Open, Optimistic, Different
“It would not be an exaggeration to say that the Democrats’ nomination of Barack Obama as their candidate for president has done more to improve America’s image abroad — an image dented by the Iraq war, President Bush’s invocation of a post-9/11 ‘crusade,’ Abu Ghraib, Guantanamo Bay and the xenophobic opposition to Dubai Ports World managing U.S. harbors — than the entire Bush public diplomacy effort for seven years,” writes N.Y. Times columnist Thomas L. Friedman in a piece dated 6.11
“Of course, Egyptians still have their grievances with America, and will in the future no matter who is president — and we’ve got a few grievances with them, too. But every once in a while, America does something so radical, so out of the ordinary — something that old, encrusted, traditional societies like those in the Middle East could simply never imagine — that it revives America’s revolutionary ‘brand’ overseas in a way that no diplomat could have designed or planned.
“Egyptian officials [are] particularly excited about Obama’s nomination because it might mean that being labeled a ‘pro-American’ reformer is no longer an insult here, as it has been in recent years. As one U.S. diplomat put it to me: Obama’s demeanor suggests to foreigners that he would not only listen to what they have to say but might even take it into account. They anticipate that a U.S. president who spent part of his life looking at America from the outside in — as John McCain did while a P.O.W. in Vietnam — will be much more attuned to global trends.
“Yes, all of this Obama-mania is excessive and will inevitably be punctured should he win the presidency and start making tough calls or big mistakes. For now, though, what it reveals is how much many foreigners, after all the acrimony of the Bush years, still hunger for the ‘idea of America’ — this open, optimistic, and, indeed, revolutionary, place so radically different from their own societies.”
Dogg and Baby Girl
“Barack Obama makes me feel good to be a black man. Just seein’ him up there representin’ intelligently and really knowing what he talkin’ about and defending his shit even when they try and shoot at him. The old president and baby girl — Bill and Hill — they tried to double wop on him. Boo bop. But he have enough game to get out of that.”
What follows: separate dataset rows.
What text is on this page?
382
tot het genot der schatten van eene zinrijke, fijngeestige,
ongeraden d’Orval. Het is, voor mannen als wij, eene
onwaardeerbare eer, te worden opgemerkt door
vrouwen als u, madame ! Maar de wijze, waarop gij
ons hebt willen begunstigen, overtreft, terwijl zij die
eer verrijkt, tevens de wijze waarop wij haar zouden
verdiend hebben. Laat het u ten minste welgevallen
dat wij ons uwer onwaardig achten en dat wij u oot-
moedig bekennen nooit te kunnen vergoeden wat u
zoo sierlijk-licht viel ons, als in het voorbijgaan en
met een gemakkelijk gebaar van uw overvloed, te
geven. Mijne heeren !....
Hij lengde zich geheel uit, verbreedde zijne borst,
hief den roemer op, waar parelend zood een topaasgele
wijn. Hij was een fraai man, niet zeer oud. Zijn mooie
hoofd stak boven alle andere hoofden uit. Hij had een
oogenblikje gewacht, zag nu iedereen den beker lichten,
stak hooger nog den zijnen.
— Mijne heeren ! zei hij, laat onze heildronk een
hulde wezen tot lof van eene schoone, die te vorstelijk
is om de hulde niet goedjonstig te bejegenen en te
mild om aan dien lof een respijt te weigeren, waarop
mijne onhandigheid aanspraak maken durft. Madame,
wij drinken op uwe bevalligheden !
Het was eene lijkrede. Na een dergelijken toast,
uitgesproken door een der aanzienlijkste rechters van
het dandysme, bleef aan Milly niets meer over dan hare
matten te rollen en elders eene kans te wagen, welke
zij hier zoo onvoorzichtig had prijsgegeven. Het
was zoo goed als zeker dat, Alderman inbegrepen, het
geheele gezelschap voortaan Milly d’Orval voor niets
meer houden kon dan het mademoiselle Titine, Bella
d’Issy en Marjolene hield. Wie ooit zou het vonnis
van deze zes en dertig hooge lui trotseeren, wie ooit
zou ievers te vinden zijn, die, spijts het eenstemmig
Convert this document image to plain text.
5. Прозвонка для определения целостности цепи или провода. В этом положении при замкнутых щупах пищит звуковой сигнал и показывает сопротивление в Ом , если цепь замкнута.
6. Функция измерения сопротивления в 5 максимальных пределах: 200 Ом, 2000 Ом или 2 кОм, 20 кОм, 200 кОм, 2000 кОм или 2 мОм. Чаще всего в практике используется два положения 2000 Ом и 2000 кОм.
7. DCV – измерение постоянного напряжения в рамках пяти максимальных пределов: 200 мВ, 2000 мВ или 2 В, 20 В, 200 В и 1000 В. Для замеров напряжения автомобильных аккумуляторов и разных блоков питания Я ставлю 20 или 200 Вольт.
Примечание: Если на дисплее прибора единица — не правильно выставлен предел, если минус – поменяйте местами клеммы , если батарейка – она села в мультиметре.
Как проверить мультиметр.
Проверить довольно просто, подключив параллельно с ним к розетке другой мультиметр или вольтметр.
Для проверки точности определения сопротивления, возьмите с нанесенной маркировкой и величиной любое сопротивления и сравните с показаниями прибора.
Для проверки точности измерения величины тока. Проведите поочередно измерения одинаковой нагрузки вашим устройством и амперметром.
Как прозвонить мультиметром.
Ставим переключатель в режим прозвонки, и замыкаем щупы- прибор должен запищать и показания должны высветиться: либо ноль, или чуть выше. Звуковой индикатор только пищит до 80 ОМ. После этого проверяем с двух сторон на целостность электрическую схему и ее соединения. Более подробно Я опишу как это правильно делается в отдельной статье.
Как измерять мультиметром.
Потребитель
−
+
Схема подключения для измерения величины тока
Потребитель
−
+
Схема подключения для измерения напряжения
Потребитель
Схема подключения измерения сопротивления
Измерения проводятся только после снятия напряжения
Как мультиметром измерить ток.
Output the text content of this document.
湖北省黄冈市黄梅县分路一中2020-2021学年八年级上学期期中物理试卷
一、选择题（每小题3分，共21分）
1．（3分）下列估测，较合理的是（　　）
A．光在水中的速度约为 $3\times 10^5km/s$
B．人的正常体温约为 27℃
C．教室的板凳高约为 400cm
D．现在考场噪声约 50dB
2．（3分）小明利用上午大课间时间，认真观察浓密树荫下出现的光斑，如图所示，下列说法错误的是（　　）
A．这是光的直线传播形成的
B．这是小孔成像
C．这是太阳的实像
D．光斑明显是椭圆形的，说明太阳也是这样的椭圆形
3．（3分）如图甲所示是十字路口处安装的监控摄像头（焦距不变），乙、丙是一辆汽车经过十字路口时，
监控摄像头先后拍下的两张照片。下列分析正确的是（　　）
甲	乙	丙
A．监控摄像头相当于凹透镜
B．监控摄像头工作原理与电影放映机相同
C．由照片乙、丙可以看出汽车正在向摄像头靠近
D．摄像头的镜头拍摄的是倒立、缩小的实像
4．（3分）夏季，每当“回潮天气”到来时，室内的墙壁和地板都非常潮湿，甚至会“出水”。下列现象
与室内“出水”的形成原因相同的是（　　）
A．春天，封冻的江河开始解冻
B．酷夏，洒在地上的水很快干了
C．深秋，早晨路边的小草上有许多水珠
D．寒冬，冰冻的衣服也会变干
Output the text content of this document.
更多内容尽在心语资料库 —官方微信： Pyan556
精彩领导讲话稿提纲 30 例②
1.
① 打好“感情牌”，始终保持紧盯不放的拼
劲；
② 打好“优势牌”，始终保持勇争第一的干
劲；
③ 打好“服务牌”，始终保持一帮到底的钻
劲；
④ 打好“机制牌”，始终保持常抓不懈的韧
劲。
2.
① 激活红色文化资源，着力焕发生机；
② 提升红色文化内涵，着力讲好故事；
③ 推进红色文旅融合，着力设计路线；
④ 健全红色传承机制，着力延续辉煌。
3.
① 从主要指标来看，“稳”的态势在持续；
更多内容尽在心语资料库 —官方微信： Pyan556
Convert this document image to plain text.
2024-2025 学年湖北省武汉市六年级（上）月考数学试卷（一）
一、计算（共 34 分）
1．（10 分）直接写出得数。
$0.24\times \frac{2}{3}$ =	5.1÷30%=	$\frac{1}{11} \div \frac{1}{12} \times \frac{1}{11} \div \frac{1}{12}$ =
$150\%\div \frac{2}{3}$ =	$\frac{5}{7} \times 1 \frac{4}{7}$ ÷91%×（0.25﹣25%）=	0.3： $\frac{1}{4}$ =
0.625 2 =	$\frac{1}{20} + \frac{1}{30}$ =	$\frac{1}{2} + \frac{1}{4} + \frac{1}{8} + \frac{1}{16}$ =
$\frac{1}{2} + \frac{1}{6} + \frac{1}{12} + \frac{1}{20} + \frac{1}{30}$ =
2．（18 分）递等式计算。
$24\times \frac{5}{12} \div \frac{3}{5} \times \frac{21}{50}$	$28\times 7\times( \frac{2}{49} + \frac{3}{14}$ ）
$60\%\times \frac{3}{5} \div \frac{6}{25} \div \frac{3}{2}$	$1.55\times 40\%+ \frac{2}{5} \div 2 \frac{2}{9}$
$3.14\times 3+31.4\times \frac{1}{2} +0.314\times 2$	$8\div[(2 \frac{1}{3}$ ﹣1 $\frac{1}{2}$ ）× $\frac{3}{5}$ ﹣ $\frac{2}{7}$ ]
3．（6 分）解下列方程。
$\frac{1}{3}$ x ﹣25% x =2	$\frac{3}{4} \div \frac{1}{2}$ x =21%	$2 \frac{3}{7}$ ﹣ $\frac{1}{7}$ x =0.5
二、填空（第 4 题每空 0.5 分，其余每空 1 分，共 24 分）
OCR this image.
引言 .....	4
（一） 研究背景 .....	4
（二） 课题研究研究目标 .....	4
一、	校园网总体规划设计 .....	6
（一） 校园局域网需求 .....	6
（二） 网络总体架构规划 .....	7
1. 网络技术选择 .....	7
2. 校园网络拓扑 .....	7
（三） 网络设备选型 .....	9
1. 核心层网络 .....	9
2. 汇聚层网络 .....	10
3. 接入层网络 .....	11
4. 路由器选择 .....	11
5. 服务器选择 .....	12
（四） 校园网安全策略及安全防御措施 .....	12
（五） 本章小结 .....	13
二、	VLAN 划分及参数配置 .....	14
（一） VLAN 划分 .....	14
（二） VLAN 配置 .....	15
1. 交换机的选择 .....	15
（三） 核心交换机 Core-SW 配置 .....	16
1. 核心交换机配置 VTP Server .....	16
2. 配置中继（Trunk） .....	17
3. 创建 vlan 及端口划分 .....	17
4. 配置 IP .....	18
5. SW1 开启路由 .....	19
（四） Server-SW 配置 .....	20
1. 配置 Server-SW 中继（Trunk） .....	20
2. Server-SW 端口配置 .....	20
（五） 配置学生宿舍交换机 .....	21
Snoop Dogg “What I’ve Learned” spread spread in current issue of Esquire — page 104 and 105 interviewed by Mike Sager
Honestly — what is that with African-American guys and scary dogs? Has anyone ever seen a rapper walking around with a love dog of any kind? A golden retriever, say, or a cocker spaniel or anything that isn’t bred to maul and bite and inspire fear? Always the pit bulls with these guys and the threat of having your ankle bone crushed into splinters when the beast lunges at you and sinks his teeth in.
Never So Serious

The yellow teeth are perfect.
The Indy That Died
Is this the real deal ? Frank Darabont‘s script of Indiana Jones and the City of the Gods, I mean? The legendary Indy 4 script that Steven Spielberg and Harrison Ford allegedly liked, but which George Lucas didn’t and vetoed? Apparently so.
But if you’re interested in reading this 11.4.03 draft, you’d better copy it quick. I’ve been told that Paramount will come down hard on anyone who’s linking to the original website that’s running it, which is an outfit called PDF Screenplays.